Y en ellos se manifiesta más que en ningún otro el axioma básico de la escuela cínica que niega tajantemente, como ya se apuntó, la sinceridad en la motivación y en las acciones del hombre. Tristemente las reflexiones de Bueno de Mesquita y Alastair Smith, crudas y descarnadas, dejan al descubierto la que suele ser guía o manual secreto del dictador. Y solo recoge las conclusiones obtenidas por vía inductiva del análisis de la actuación de regidores y gobernantes de todas las épocas y lugares aunque se hayan ido disfrazando o refinando con el tiempo. La antigua máxima maquiavélica, el fin justifica los medios, o la moderna Es mejor pedir perdón que permiso, han quedado superadas. Hoy trasciende difuminado, de forma tal vez inconsciente, sobre el quehacer político cierto aroma de la doctrina cínica de Diógenes en su versión moderna.

Un ensayo global

Casi de puntillas se ha movido por los círculos económicos y culturales un ambicioso y perspicaz ensayo publicado en agosto de 2018 en Amazon titulado El futuro que nos pisa los talones, escrito por un notario, Miguel Morales Montoto de sólida formación jurídica y económica que aborda con erudición y solvencia los problemas que acucian al mundo actual y las encrucijadas con que se topan las naciones que componen la actual Aldea Global.JAGS 3
El populismo, los movimientos migratorios, el calentamiento global, el multiculturalismo o la ya inasumible deuda pública son analizados desde una perspectiva histórica y hasta sus manifestaciones más descarnadas en la actualidad, sorprendiendo al lector con la crudeza de los retos a que se enfrenta esta sociedad globalizada acosada por un futuro incierto pero acuciante y amenazador.
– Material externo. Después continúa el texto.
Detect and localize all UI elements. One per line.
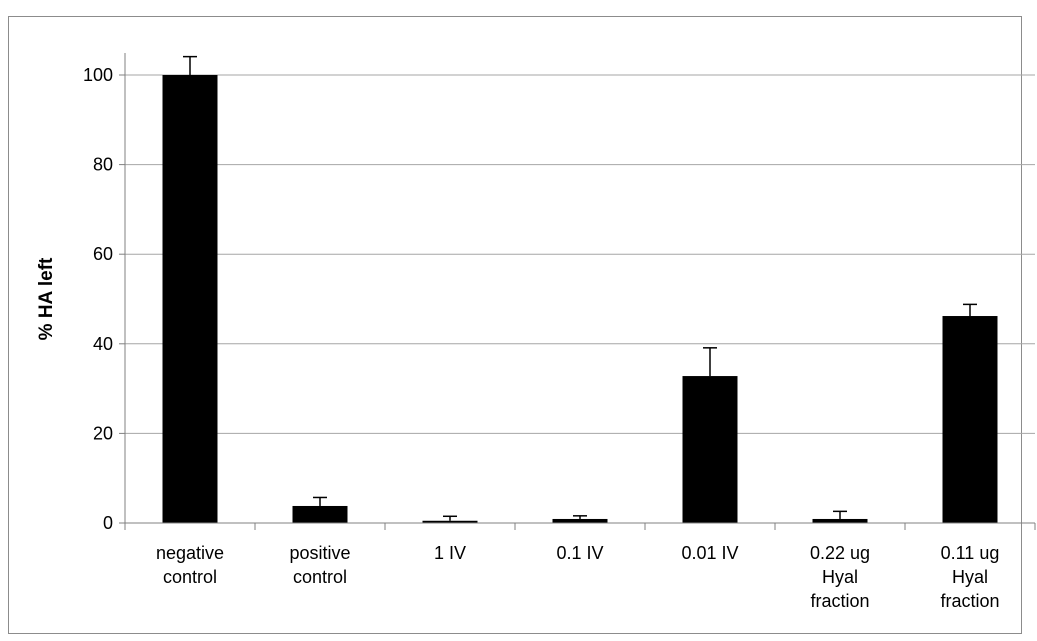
y-tick-label: 80 [93,155,113,175]
x-tick-label: 0.11 ug Hyal fraction [940,543,999,611]
bar [162,75,218,523]
gridlines [125,74,1035,434]
x-tick-labels: negative control positive control 1 IV 0.1 IV… [156,543,1000,611]
y-tick-label: 100 [83,65,113,85]
x-tick-label: 0.1 IV [556,543,603,563]
y-tick-label: 0 [103,513,113,533]
error-bar [833,510,847,519]
error-bar [963,303,977,317]
y-tick-label: 20 [93,423,113,443]
y-axis-label: % HA left [36,257,57,340]
error-bar [443,515,457,521]
bar [552,518,608,523]
axes [119,53,1036,530]
bar [942,316,998,523]
x-tick-label: negative control [156,543,224,587]
x-tick-label: positive control [289,543,350,587]
y-tick-labels: 0 20 40 60 80 100 [83,65,113,533]
y-tick-label: 40 [93,334,113,354]
bar [292,505,348,523]
x-tick-label: 0.22 ug Hyal fraction [810,543,870,611]
bar [682,376,738,523]
error-bar [183,55,197,75]
bar [422,520,478,523]
y-tick-label: 60 [93,244,113,264]
error-bar [573,515,587,519]
bars [162,55,998,523]
bar [812,518,868,523]
x-tick-label: 0.01 IV [681,543,738,563]
x-tick-label: 1 IV [434,543,466,563]
error-bar [703,347,717,377]
error-bar [313,496,327,506]
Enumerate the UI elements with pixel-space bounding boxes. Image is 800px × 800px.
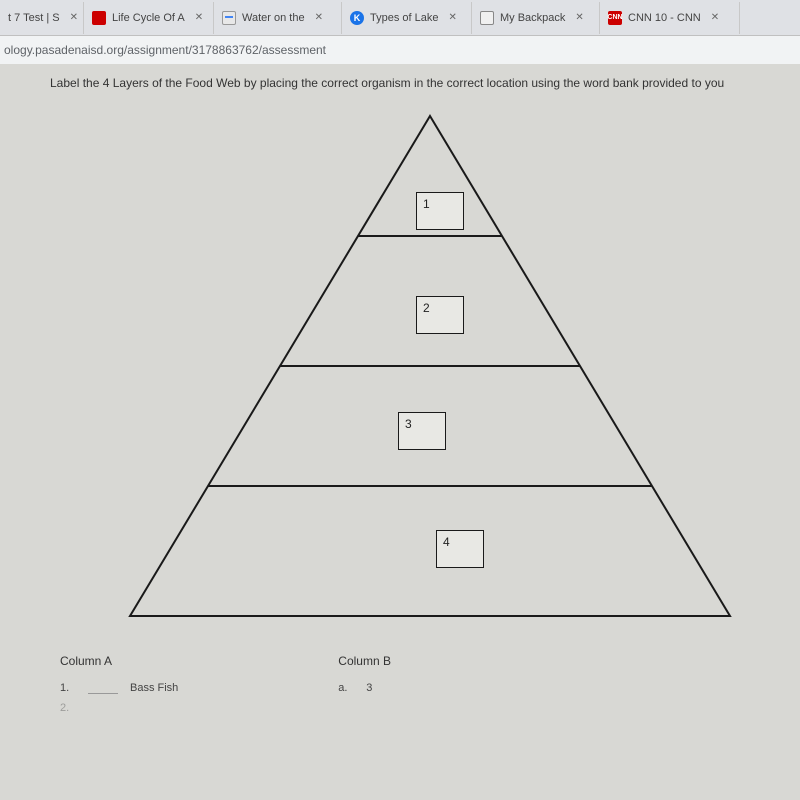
answer-blank[interactable] [88, 682, 118, 694]
label-text: 4 [443, 535, 450, 549]
pyramid-label-1[interactable]: 1 [416, 192, 464, 230]
tab-test[interactable]: t 7 Test | S ✕ [0, 2, 84, 34]
row-number: 1. [60, 682, 76, 694]
tab-cnn[interactable]: CNN CNN 10 - CNN ✕ [600, 2, 740, 34]
close-icon[interactable]: ✕ [70, 12, 78, 23]
close-icon[interactable]: ✕ [575, 12, 583, 23]
tab-title: Life Cycle Of A [112, 12, 185, 24]
cnn-icon: CNN [608, 11, 622, 25]
row-letter: a. [338, 682, 354, 694]
column-a-row-1: 1. Bass Fish [60, 678, 178, 698]
tab-title: Water on the [242, 12, 305, 24]
k-icon: K [350, 11, 364, 25]
pyramid-svg [120, 106, 740, 626]
assessment-content: Label the 4 Layers of the Food Web by pl… [0, 64, 800, 800]
tab-lakes[interactable]: K Types of Lake ✕ [342, 2, 472, 34]
label-text: 2 [423, 301, 430, 315]
column-a-row-2: 2. [60, 698, 178, 718]
row-text: 3 [366, 682, 372, 694]
column-b: Column B a. 3 [338, 654, 391, 718]
row-number: 2. [60, 702, 76, 714]
address-bar[interactable]: ology.pasadenaisd.org/assignment/3178863… [0, 36, 800, 64]
row-text: Bass Fish [130, 682, 178, 694]
document-icon [222, 11, 236, 25]
tab-title: My Backpack [500, 12, 565, 24]
tab-water[interactable]: Water on the ✕ [214, 2, 342, 34]
tab-title: t 7 Test | S [8, 12, 60, 24]
tab-backpack[interactable]: My Backpack ✕ [472, 2, 600, 34]
tab-title: Types of Lake [370, 12, 439, 24]
pyramid-label-2[interactable]: 2 [416, 296, 464, 334]
pyramid-label-4[interactable]: 4 [436, 530, 484, 568]
backpack-icon [480, 11, 494, 25]
pyramid-diagram: 1 2 3 4 [120, 106, 740, 626]
label-text: 1 [423, 197, 430, 211]
column-b-header: Column B [338, 654, 391, 668]
url-text: ology.pasadenaisd.org/assignment/3178863… [0, 43, 326, 57]
close-icon[interactable]: ✕ [711, 12, 719, 23]
close-icon[interactable]: ✕ [449, 12, 457, 23]
pyramid-label-3[interactable]: 3 [398, 412, 446, 450]
column-a: Column A 1. Bass Fish 2. [60, 654, 178, 718]
browser-tabs-bar: t 7 Test | S ✕ Life Cycle Of A ✕ Water o… [0, 0, 800, 36]
column-a-header: Column A [60, 654, 178, 668]
tab-title: CNN 10 - CNN [628, 12, 701, 24]
youtube-icon [92, 11, 106, 25]
tab-lifecycle[interactable]: Life Cycle Of A ✕ [84, 2, 214, 34]
close-icon[interactable]: ✕ [315, 12, 323, 23]
label-text: 3 [405, 417, 412, 431]
close-icon[interactable]: ✕ [195, 12, 203, 23]
column-b-row-1: a. 3 [338, 678, 391, 698]
question-text: Label the 4 Layers of the Food Web by pl… [0, 76, 800, 106]
matching-columns: Column A 1. Bass Fish 2. Column B a. 3 [0, 626, 800, 718]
“Admirable y didáctico el soporte histórico de sus reflexiones, el catálogo de los logros y avances, decisivos para la época, de la Escuela de Salamanca del siglo XVI y las admirables Leyes de Indias. Y la estructura y funciones de las Instituciones multinacionales”

Admirable y didáctico el soporte histórico de sus reflexiones. Por ejemplo los trazos hábiles y precisos con que delinea la historia económica mundial. O citemos como particularidad el generalmente olvidado catálogo de los logros y avances, decisivos para la época, de la Escuela de Salamanca del siglo XVI y las admirables Leyes de Indias. Y en un horizonte global la estructura y funciones de las Instituciones multinacionales. En conjunto componen un ensayo realmente instructivo y ejemplar.